I've killed a few of the 'waterproof' Traxxs servos. Seems any sink over a foot will begin the intrusion. I've had one die from a motor corroding and seizing up, and a handful - 3 or 4? all from failed potentiometers. In all cases the ships involved had sunk at various depths over time, none more than 5ft and the failures were not immediate post-sink, and in all cases the servo case contained wet sludge and and signs of previous moisture intrusions (mineral deposits and oxidations of varying degrees, often on the still functioning circuit board). Caveat: I know some people will request a stop in the battle and recover their sunken ship immediately. I do not pull my sunken ships from the water with any degree of haste, as I do not believe in asking for a pause in the battle to retrieve a sunken ship. My failed servos may have spent up to about 20minutes underwater at any single point in time. With all that said, my average replacement rate on them is about one per year per ship, or less, which isn't bad in my book.

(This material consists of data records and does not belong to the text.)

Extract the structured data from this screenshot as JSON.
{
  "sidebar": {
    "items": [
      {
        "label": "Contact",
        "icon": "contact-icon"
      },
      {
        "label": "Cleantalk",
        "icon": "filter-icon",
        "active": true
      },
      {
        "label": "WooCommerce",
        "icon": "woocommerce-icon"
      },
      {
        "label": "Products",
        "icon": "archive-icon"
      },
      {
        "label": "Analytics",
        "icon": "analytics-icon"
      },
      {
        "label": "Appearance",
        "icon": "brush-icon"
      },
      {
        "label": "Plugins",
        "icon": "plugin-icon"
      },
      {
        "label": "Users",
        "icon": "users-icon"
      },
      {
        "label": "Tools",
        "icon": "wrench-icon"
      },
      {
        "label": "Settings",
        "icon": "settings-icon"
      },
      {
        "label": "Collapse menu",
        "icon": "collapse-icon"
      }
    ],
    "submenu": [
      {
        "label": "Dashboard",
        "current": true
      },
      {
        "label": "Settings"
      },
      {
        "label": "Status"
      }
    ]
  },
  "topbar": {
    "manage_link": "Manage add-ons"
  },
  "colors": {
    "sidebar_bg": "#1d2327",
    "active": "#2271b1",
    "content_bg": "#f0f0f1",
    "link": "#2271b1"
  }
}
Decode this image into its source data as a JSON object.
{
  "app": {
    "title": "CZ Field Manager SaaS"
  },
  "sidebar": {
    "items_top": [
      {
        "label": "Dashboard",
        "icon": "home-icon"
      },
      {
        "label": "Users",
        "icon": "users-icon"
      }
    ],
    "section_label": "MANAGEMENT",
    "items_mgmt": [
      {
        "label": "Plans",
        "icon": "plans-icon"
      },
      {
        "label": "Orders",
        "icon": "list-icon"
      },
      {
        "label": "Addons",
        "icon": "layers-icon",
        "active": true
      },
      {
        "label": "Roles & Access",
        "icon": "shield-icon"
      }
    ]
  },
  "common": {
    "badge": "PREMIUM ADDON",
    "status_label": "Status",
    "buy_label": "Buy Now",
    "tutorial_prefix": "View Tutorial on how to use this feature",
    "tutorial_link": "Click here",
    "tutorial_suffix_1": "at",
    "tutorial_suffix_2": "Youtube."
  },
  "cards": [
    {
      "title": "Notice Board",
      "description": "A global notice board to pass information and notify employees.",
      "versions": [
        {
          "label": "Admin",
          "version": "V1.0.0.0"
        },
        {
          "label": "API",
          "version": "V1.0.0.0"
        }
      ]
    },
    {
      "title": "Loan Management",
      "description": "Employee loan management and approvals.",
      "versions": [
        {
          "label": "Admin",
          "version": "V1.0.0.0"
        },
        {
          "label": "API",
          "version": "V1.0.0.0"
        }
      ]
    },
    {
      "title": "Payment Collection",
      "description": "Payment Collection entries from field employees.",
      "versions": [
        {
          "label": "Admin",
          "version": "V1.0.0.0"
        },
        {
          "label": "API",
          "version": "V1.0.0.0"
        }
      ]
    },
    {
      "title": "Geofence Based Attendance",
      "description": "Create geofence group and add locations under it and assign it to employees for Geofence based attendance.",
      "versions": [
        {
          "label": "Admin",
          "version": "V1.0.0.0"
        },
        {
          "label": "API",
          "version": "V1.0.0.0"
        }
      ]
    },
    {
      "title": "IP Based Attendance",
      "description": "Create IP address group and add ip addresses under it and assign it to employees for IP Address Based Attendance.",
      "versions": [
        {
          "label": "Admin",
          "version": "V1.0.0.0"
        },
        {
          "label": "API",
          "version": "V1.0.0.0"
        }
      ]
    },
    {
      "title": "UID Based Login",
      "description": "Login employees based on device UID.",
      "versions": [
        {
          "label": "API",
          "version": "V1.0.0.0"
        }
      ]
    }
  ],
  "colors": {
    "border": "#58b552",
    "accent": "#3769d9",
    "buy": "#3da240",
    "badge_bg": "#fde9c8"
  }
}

Thanks all! It sounds like it will work well. Even if I have to replace it every so often, that's not so bad... could be part of the winter maintenance routine. Thanks, John
YMMV (Your mileage may vary). My rudder servo in my Baden was installed in 2001. Granted, the ship was mothballed for almost 8 years, but it had at least a half-dozen sinks prior to that, and once I blew the dust out, the rudder still works fine.
My experience has been similar to Nick's. The one on my NC has been great, while my other ones have been much less so. Although my NC hasnt sunk nearly as much so that could be a factor. I would advise that you have a spare servo on hand before you find out you need one as the Traxxas servos are not an exact 1for1 with most other servos, so borrowing one pond side may or may not be an easy switch. That said if it worked in the morning they seem to work all day with out any issues.
Great idea! Once I get closer to being ready to battle, I'll probably purchase a few spare servos, pump motors, etc. to have on hand.
For me it comes down to price vs time spent waterproofing a standard servo. They are more waterproof than those tool dipped, but less so than those epoxied. The micros and sub-micros are quite torquey for their size and price, and I almost exclusively use the micros unless size dictates the sub-micros.